Figure S2.

Htt regulates autophagosomal motility in the mid-axon and HAP1 contains conserved dynein–dynactin binding sites. (A and B) Immunoblotting and quantification of PC12 cell lysates show KD efficiency of HAP1 and Htt siRNAs. Normalization factor (NF) determined using Revert Total Protein Stain. n = 4–5 repeats. (C–E) Quantification of LC3+ puncta motile behavior in the distal, mid-, and proximal axonal regions. n = 6–21 neurons. Two-way ANOVA with Sidak’s multiple comparisons test (mid retrograde mock vs. Htt KD, P = 0.0076; mid stationary/bidirectional [Stat/Bidir] mock vs. Htt KD, P = 0.0132). (F) Example kymographs from the mid-axon of a mock-transfected (control) neuron and a neuron transfected with Htt siRNA. (G and H) Example kymograph and quantification from the mid-axon of a neuron transfected with Htt siRNA and siRNA-resistant mCh-Htt. Two-way ANOVA with Tukey’s multiple comparisons test (retrograde mock vs. Htt KD, P = 0.0005 = 4; Stat/Bidir mock vs. Htt KD, P = 0.0009).

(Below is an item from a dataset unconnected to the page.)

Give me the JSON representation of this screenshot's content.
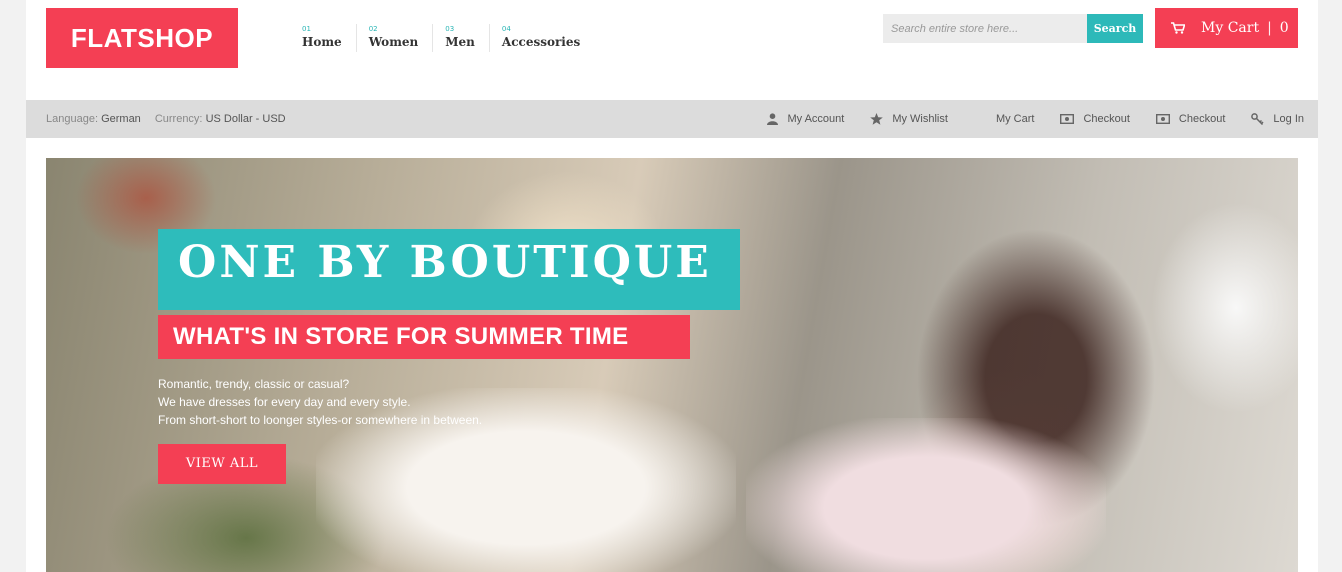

Symbols indicate comparison to mock. (I and J) Immunoblot and quantification of purified LIC1 pulldown by HAP1 constructs (COS-7 lysate). n = 3–4 repeats; results normalized to HaloTag only pulldown (negative control; dotted black line); mixed-effects model (fixed effect, P = 0.0233) with Tukey’s multiple comparisons test (WT vs. AAVV, P = 0.0234; WT vs. ID, P = 0.0373; AAVV vs. ID, P = 0.9936). (K) Sequence alignment of HAP1 across species. (L and M) Alignment of human HAP1 with known and putative dynein-activating adaptors (human canonical sequences). Alignments run with T-Coffee (version 11.00.d625267) default settings. Prepared for visualization by BoxShade (ExPAy, Swiss Institute of Bioinformatics) with RTF_new output. Pink lines indicate Glued motif. Black boxes indicate aa identical in ≥60% of sequences. Gray boxes indicate aa similar in ≥ 60% of sequences. Bars throughout show mean ± SEM. *, P < 0.05; **, P < 0.01; ***, P < 0.001.